Proteins in wheat, barley and rye cause an autoimmune response in people with Coeliac Disease.
A. K. Akobeng & A. G. Thomas Department of Paediatric Gastroenterology, Booth Hall Children’s Hospital, Central Manchester and Manchester Children’s University Hospitals, Manchester, UK published a study of how much gluten a person with Coeliac Disease can tolerate. The report concluded “The amount of tolerable gluten varies among people with coeliac disease. Although there is no evidence to suggest a single definitive threshold, a daily gluten intake of less than 10 mg is unlikely to cause significant histological abnormalities.”

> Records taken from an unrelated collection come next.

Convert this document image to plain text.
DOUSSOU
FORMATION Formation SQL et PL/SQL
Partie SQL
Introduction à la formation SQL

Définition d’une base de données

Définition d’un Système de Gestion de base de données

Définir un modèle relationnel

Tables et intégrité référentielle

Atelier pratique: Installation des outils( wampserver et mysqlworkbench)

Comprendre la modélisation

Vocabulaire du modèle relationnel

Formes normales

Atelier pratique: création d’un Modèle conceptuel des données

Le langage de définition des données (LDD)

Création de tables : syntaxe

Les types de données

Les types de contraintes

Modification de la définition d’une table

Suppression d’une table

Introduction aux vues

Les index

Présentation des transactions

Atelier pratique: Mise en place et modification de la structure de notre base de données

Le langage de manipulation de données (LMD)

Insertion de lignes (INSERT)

In 1982, the Codex Alimentarius Committee on Nutrition and Food for Special Dietary Uses (CCNFSDU) established labeling standards in its Standard for Gluten-Free Foods. These references provide some additional context in the labeling of foods in the US: Proposed Rule: Gluten-Free Labeling of Foods January 23, 2007 Questions and Answers on the Gluten-Free Labeling Proposed Rule January 23, 2007.
Dozens of international standards for the determination of gluten in wheat and wheat flour are available. The International Standards Organization, ISO Technical Committee 34 is responsible for standardization in the field of human and animal foodstuffs. ISO/TC 34 Food Products Subcommittee SC4 is concerned with Cereals and Pulses.